4. The Parenting Reboot
Will you be sharing custody equally? Are you responsible for the lion share of parenting time? Perhaps your ex isn’t involved at all.
What’s a divorced mom to do? Cope with a strategy like this one:
Strategy for overcoming:
Cooperate. Kids need parents to raise them with kindness, respect, and flexibility. This keeps life stable and moving forward as normally as possible.
Open clear channels of communication. If you both get along and can speak face to face, great. If not, email or brief respectful voicemails may be best. Refrain from sending messages through the kids.
Plan to co-parent or single parent optimally. A concrete parenting plan is extremely helpful. It may need to be amended periodically, but provides general ground rules and much-needed stability.
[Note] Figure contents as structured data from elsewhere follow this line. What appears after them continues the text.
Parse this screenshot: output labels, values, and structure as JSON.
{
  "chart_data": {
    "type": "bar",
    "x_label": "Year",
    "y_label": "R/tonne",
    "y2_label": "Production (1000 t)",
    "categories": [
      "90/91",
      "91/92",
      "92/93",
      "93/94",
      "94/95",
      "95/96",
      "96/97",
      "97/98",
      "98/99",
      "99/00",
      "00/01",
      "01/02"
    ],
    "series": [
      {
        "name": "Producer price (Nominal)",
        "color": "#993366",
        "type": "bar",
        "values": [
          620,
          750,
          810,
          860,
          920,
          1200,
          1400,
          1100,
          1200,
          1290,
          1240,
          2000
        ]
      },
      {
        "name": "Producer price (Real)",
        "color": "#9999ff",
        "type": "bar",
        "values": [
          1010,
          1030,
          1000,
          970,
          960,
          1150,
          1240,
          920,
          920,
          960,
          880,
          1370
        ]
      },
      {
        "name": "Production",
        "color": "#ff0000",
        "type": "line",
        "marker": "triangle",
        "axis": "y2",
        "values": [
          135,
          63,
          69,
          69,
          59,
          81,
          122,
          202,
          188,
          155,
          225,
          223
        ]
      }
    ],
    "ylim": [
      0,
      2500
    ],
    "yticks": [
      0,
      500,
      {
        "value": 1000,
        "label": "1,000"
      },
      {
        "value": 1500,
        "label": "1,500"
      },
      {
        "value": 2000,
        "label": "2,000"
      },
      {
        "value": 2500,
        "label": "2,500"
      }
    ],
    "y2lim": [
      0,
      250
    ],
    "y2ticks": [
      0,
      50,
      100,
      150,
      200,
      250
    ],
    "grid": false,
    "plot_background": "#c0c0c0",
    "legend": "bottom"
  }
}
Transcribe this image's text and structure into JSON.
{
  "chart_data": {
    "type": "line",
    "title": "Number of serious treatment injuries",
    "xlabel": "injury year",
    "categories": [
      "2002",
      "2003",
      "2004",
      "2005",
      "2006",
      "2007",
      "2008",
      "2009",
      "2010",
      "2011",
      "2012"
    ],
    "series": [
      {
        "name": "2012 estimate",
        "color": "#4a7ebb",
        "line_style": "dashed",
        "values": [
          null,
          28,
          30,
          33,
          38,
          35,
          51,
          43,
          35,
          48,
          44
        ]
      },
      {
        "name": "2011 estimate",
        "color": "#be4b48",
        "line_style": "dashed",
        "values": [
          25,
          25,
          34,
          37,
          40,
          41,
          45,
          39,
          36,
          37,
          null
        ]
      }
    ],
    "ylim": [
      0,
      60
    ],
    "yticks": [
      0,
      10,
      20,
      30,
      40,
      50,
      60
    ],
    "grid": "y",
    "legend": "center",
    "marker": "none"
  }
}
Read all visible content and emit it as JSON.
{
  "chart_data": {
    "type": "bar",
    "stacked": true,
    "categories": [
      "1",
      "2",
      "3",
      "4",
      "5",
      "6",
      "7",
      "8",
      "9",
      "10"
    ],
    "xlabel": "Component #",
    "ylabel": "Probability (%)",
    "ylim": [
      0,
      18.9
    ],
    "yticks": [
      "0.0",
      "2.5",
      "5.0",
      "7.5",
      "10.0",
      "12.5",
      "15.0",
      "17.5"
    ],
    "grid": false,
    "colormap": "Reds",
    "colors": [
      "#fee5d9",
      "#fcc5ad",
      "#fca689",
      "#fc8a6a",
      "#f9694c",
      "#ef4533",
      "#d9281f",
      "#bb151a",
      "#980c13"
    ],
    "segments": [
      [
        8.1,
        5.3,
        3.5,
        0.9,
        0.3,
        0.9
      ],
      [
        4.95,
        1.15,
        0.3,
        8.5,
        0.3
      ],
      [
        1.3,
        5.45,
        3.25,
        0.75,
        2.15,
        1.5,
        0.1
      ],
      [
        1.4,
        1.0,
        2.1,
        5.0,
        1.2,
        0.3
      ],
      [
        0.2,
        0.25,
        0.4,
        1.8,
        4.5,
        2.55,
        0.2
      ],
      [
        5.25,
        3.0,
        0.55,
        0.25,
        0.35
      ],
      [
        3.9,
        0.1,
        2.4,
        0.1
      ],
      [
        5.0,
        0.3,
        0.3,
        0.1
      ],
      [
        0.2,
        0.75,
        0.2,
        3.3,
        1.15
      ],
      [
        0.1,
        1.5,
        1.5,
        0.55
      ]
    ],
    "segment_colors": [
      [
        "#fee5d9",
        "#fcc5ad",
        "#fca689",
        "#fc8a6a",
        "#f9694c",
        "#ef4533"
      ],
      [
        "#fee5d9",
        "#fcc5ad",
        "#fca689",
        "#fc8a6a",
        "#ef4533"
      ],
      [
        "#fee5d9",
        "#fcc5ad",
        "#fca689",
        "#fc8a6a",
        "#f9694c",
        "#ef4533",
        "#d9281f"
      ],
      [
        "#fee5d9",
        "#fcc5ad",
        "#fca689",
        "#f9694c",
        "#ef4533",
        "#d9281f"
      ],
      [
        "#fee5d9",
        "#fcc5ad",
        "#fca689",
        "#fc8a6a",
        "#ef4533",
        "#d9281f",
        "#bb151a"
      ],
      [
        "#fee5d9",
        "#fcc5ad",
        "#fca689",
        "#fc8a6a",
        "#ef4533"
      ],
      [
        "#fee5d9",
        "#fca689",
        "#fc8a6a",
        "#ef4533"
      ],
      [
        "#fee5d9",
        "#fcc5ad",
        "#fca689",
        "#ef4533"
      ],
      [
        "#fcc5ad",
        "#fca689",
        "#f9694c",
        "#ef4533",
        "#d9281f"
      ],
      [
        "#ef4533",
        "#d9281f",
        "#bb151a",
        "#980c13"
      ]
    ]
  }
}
If you’re on your own, it still helps to outline parenting goals with your therapist.
Embrace the new normal. Do your best to raise your kids positively, refrain from trying to impose your own will, and do what you can to interact respectfully. Youthful eyes are watching.
5. Your Kids’ Responses to the Divorce
The fact is, your kids will feel and react to the fracture of their family unit. It will take all your parental fortitude some days to react with grace and understanding. Seek support and model appropriate mental health care.
Strategy for overcoming:
Practice Self-Control. Remind your children that, for you, them, and your ex, respect is the baseline. Refuse to endorse hurting other intentionally or running each other down.
Ease Tensions. This is a great chance to employ the services of a family therapist. You’re navigating new territory. There are loyalties and insecurities to work through. A trained, objective party can help navigate your wants and needs.
Ask Questions. Be curious and slow to interject. Kids deserve to be heard.
Communicate routinely and openly. Don’t assume one “divorce talk” is enough. Take the kids for ice cream on warm Houston days for a chat. Allow them to regularly express their feelings and observations.
Enjoy overcoming divorce stresses with your kids. It’s easy to think of yourself as a do it all, single mom. You’re a team. Celebrate little victories together.
6. The “Divorced mom” title
The adjustments, the sacrifices, and the trials. You may feel lost in it all. Is that all you are now–a divorced mom?
No. But you may struggle to feel like yourself. Be very intentional about seeking out the real you. Try these ideas:
Strategy for overcoming:
Find empowering ways to enjoy yourself. Do the things you’ve been wanting to try. Go the places your ex never wanted to go. Take some time routinely to get out and “do you.”
Undo the stress-induced damage to your body and mind. How? Yoga, dancing, long walks, prayer, meditation. Whatever primes your mind and muscles for living life energetically.
Narrate your new story. Consider journaling, blogging, or vlogging (video-blogging). Document your choices, the outcomes, and lessons learned. Live with curiosity and a sense of adventure.
You can overcome the overwhelm. You can be the mom you want to be and head your household well. All you need is a strategy, a wealth of self-compassion, and a few helping hands along the way. You’ve got this.